Lola’s first story, Lola Goes to Work, A Nine -to -Five Therapy Dog, is about a dog who was told that she was too little to have the job she wanted. It is about having a dream and having to work hard to achieve it. She could have given up, but instead she worked extra hard to prove that she had the right stuff to be a therapy dog, even if she was small. Lola’s story not only shows how she made her big dog dreams come true, but also how helping others makes you feel good inside. It is a story about believing you can do something, working hard to achieve it, and making a difference.
Lola Goes to the Doctor is the second in the series. Lola is nervous about going to the doctor, as most children are, and especially fearful about getting a shot. She reminds herself that the doctor’s office is full of fun toys as well as the opportunity to meet other animal friends waiting for their visit. She meets a big dog who doesn’t seem afraid at all and she wants to be brave just like the big dog. At the end of the visit she is excited to come back for her appointment next year. I hope that children will identify with Lola’s worries, but also with her bravery, and will feel better about their next visit to the doctor.

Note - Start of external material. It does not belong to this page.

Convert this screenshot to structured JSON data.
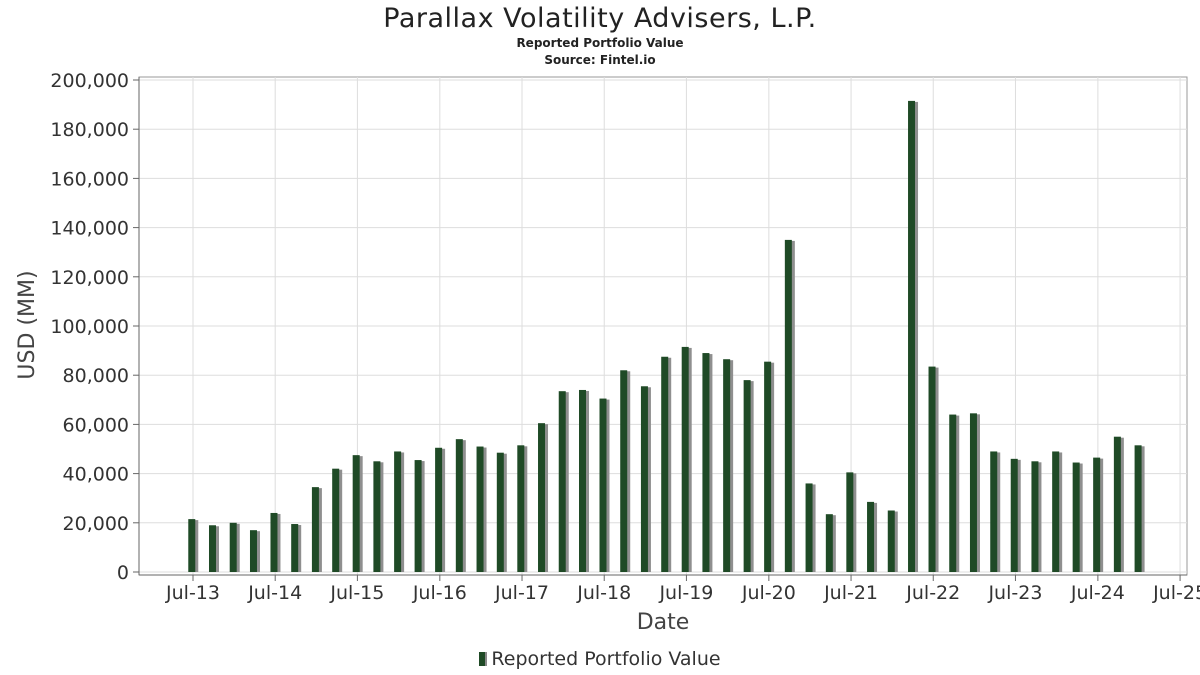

Lola and Tattletale Zeke is the latest addition to the series. In this book Lola’s little brother Zeke really likes to tattle on Lola. All this tattling makes Lola very upset. How do you deal with tattletales? When do you need to tell? Lola tires to help Zeke learn the difference between telling to keep someone safe and tattling to get someone in trouble. Zeke finally begins to understand, with a lot of messes along the way, especially after Isabel the cat tattles on him! Together, Lola and Zeke help children understand what tattling is and how it makes others feel.
There is an activity page for teachers and parents at the back of each book and a full curriculum guide for each story on the website. All three books are published by CRESTON BOOKS, Berkeley, California.
Lola is a five-pound Yorkshire Terrier who lives in California with her adoring owners. She is a proud certified therapy dog who makes weekly visits to elder care centers, bookstores and classrooms. She happily participated in the making of these books.
Marcia Goldman has her Master’s Degree in Special Education and has spent the last 30 years focusing on providing therapeutic-based programs for children with autism and their families.